Complex partial status epilepticus
Favorable neurologic outcomes of CPSE have been reported regardless of whether medical treatment was successful. Few reports indicate serious sequelae complicating CPSE. Thus, the question of how aggressively to treat CPSE remains controversial. In general, pending a good, randomized trial, CPSE should be treated similarly to GCSE, except that treatment should stop before the use of general anesthesia (eg, pentobarbital coma).
In acute stages and for diagnosis, treatment with an intravenous benzodiazepine may be helpful. Often, out-of-hospital treatment with rectal or oral benzodiazepines aborts an episode. Williamson believes that, since most patients with CPSE have a history of epilepsy, concomitant AED therapy should be optimized.

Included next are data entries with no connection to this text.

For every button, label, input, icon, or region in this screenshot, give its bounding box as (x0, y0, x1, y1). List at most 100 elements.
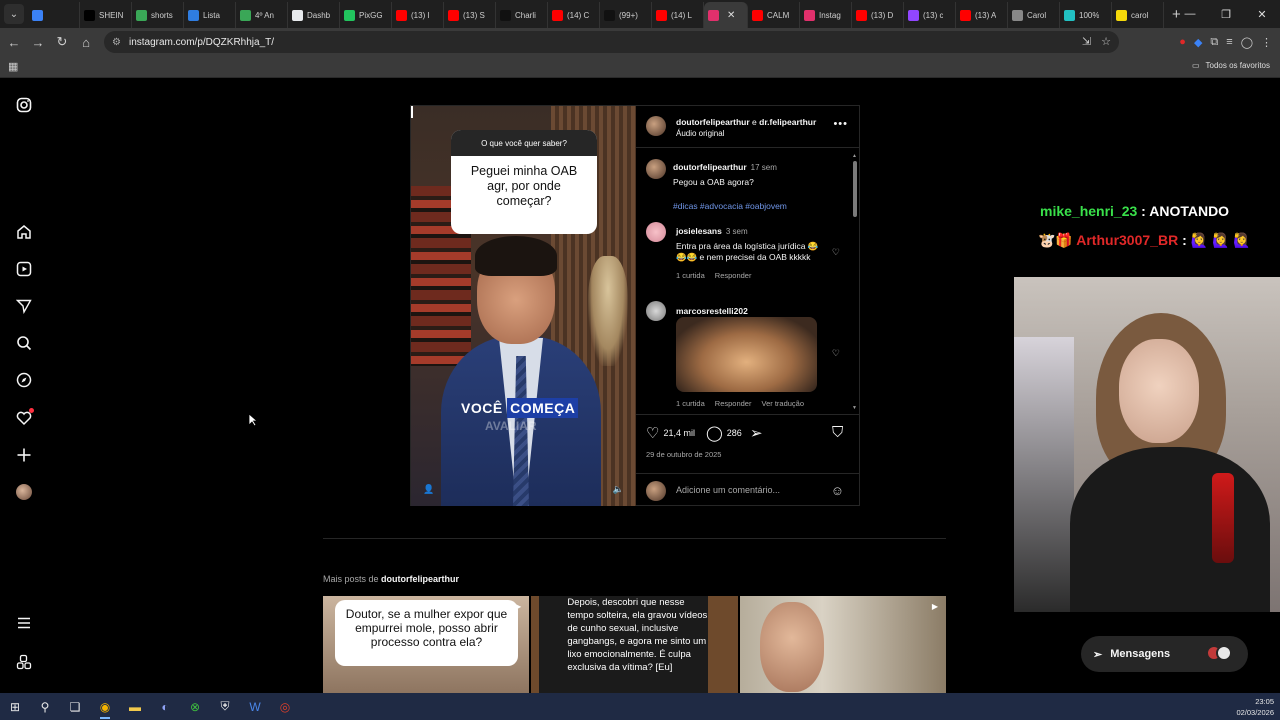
system-clock[interactable]: 23:05 02/03/2026 (1236, 696, 1274, 718)
browser-tab[interactable]: Lista (184, 2, 236, 28)
back-button[interactable]: ← (2, 30, 26, 54)
more-menu-icon[interactable] (14, 613, 34, 633)
extensions-puzzle-icon[interactable]: ⧉ (1210, 36, 1218, 49)
media-control-icon[interactable]: ≡ (1226, 36, 1232, 48)
owner-avatar[interactable] (646, 159, 666, 179)
restore-button[interactable]: ❐ (1208, 0, 1244, 28)
hashtags[interactable]: #dicas #advocacia #oabjovem (673, 201, 843, 212)
home-button[interactable]: ⌂ (74, 30, 98, 54)
windows-start-icon[interactable]: ⊞ (0, 693, 30, 720)
messages-icon[interactable] (14, 296, 34, 316)
commenter-1-username[interactable]: josielesans (676, 226, 722, 236)
address-bar[interactable]: ⚙ instagram.com/p/DQZKRhhja_T/ ⇲ ☆ (104, 31, 1119, 53)
post-thumbnail-3[interactable]: ▶ (739, 596, 946, 693)
browser-tab[interactable]: ✕ (704, 2, 748, 28)
word-icon[interactable]: W (240, 693, 270, 720)
instagram-logo-icon[interactable] (14, 95, 34, 115)
extension-diamond-icon[interactable]: ◆ (1194, 36, 1202, 49)
minimize-button[interactable]: — (1172, 0, 1208, 28)
notifications-heart-icon[interactable] (14, 408, 34, 428)
security-shield-icon[interactable]: ⛨ (210, 693, 240, 720)
xbox-icon[interactable]: ⊗ (180, 693, 210, 720)
browser-tab[interactable]: (13) c (904, 2, 956, 28)
taskbar-search-icon[interactable]: ⚲ (30, 693, 60, 720)
browser-tab[interactable]: (13) I (392, 2, 444, 28)
more-posts-user[interactable]: doutorfelipearthur (381, 574, 459, 584)
author-2-link[interactable]: dr.felipearthur (759, 117, 816, 127)
post-thumbnail-2[interactable]: Depois, descobri que nesse tempo solteir… (531, 596, 738, 693)
comment-input[interactable]: Adicione um comentário... (676, 485, 780, 495)
commenter-1-avatar[interactable] (646, 222, 666, 242)
comment-1-reply[interactable]: Responder (715, 271, 752, 280)
owner-username[interactable]: doutorfelipearthur (673, 162, 747, 172)
browser-tab[interactable]: Charli (496, 2, 548, 28)
like-button[interactable]: ♡ 21,4 mil (646, 424, 695, 442)
comment-button[interactable]: ◯ 286 (706, 424, 742, 442)
browser-tab[interactable]: Dashb (288, 2, 340, 28)
scrollbar-thumb[interactable] (853, 161, 857, 217)
like-comment-2-icon[interactable]: ♡ (832, 348, 840, 359)
post-thumbnail-1[interactable]: Doutor, se a mulher expor que empurrei m… (323, 596, 530, 693)
tab-close-icon[interactable]: ✕ (727, 10, 735, 21)
forward-button[interactable]: → (26, 30, 50, 54)
browser-tab[interactable]: (99+) (600, 2, 652, 28)
file-explorer-icon[interactable]: ▬ (120, 693, 150, 720)
home-icon[interactable] (14, 222, 34, 242)
comment-2-translate[interactable]: Ver tradução (761, 399, 804, 408)
author-1-link[interactable]: doutorfelipearthur (676, 117, 750, 127)
reload-button[interactable]: ↻ (50, 30, 74, 54)
browser-tab[interactable]: SHEIN (80, 2, 132, 28)
scroll-down-icon[interactable]: ▼ (852, 405, 857, 411)
site-info-icon[interactable]: ⚙ (112, 37, 121, 48)
browser-tab[interactable]: (13) A (956, 2, 1008, 28)
browser-tab[interactable]: (13) D (852, 2, 904, 28)
tab-search-button[interactable]: ⌄ (4, 4, 24, 24)
scroll-up-icon[interactable]: ▲ (852, 153, 857, 159)
tagged-user-icon[interactable]: 👤 (423, 484, 434, 495)
all-bookmarks-button[interactable]: ▭ Todos os favoritos (1192, 61, 1270, 70)
comments-scrollbar[interactable]: ▲ ▼ (852, 153, 858, 411)
profile-icon[interactable]: ◯ (1241, 36, 1253, 49)
explore-compass-icon[interactable] (14, 370, 34, 390)
browser-tab[interactable]: carol (1112, 2, 1164, 28)
emoji-icon[interactable]: ☺ (831, 483, 844, 498)
comment-2-reply[interactable]: Responder (715, 399, 752, 408)
reels-icon[interactable] (14, 259, 34, 279)
commenter-2-username[interactable]: marcosrestelli202 (676, 306, 748, 316)
obs-icon[interactable]: ◎ (270, 693, 300, 720)
post-video[interactable]: O que você quer saber? Peguei minha OAB … (411, 106, 636, 506)
commenter-2-avatar[interactable] (646, 301, 666, 321)
browser-tab[interactable]: shorts (132, 2, 184, 28)
comment-2-likes[interactable]: 1 curtida (676, 399, 705, 408)
share-button[interactable]: ➢ (750, 424, 763, 442)
like-comment-1-icon[interactable]: ♡ (832, 247, 840, 258)
apps-grid-icon[interactable]: ▦ (8, 60, 18, 73)
extension-red-icon[interactable]: ● (1179, 36, 1186, 48)
browser-tab[interactable] (28, 2, 80, 28)
save-button[interactable]: ⛉ (832, 424, 843, 441)
browser-tab[interactable]: PixGG (340, 2, 392, 28)
bookmark-star-icon[interactable]: ☆ (1101, 35, 1111, 48)
discord-icon[interactable]: ◐ (150, 693, 180, 720)
browser-tab[interactable]: CALM (748, 2, 800, 28)
install-app-icon[interactable]: ⇲ (1082, 35, 1091, 48)
browser-tab[interactable]: 100% (1060, 2, 1112, 28)
comment-2-gif[interactable] (676, 317, 817, 392)
messages-button[interactable]: ➢ Mensagens (1081, 636, 1248, 672)
browser-tab[interactable]: 4º An (236, 2, 288, 28)
task-view-icon[interactable]: ❏ (60, 693, 90, 720)
browser-tab[interactable]: Instag (800, 2, 852, 28)
profile-avatar[interactable] (14, 482, 34, 502)
search-icon[interactable] (14, 333, 34, 353)
close-window-button[interactable]: ✕ (1244, 0, 1280, 28)
browser-tab[interactable]: (13) S (444, 2, 496, 28)
author-avatar[interactable] (646, 116, 666, 136)
browser-tab[interactable]: (14) C (548, 2, 600, 28)
sound-icon[interactable]: 🔈 (613, 484, 624, 495)
create-plus-icon[interactable] (14, 445, 34, 465)
more-options-icon[interactable]: ••• (833, 118, 848, 130)
browser-menu-icon[interactable]: ⋮ (1261, 36, 1272, 49)
audio-link[interactable]: Áudio original (676, 129, 724, 138)
browser-tab[interactable]: Carol (1008, 2, 1060, 28)
browser-tab[interactable]: (14) L (652, 2, 704, 28)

Walker and Shorvon reported that, although most episodes of CPSE are self-terminating, recurrent episodes are encountered, and medical treatment is often disappointing. Patients who have medically refractory localization-related epilepsy should be evaluated for surgical therapy.
Absence status epilepticus
Walker and Shorvon reported that ASE responds rapidly to intravenous benzodiazepines. D'Agostino and coworkers believe that valproate is the medication of choice for ASE. Although effective, this treatment may result in complications such as sedation and respiratory depression. Kaplan summarized a case of a female with known absence epilepsy in which hospitalization was avoided by treating ASE with intravenous valproate. Snead et al stated that the more atypical the SE, the more difficult it is to control with benzodiazepines and other forms of therapy. Patients with primary generalized epilepsy should have optimized valproate or ethosuximide therapy to prevent recurrent episodes of ASE. Thomas et al reported that long-term anticonvulsant therapy might not be necessary in adults who are middle-aged or older at the onset of de novo ASE.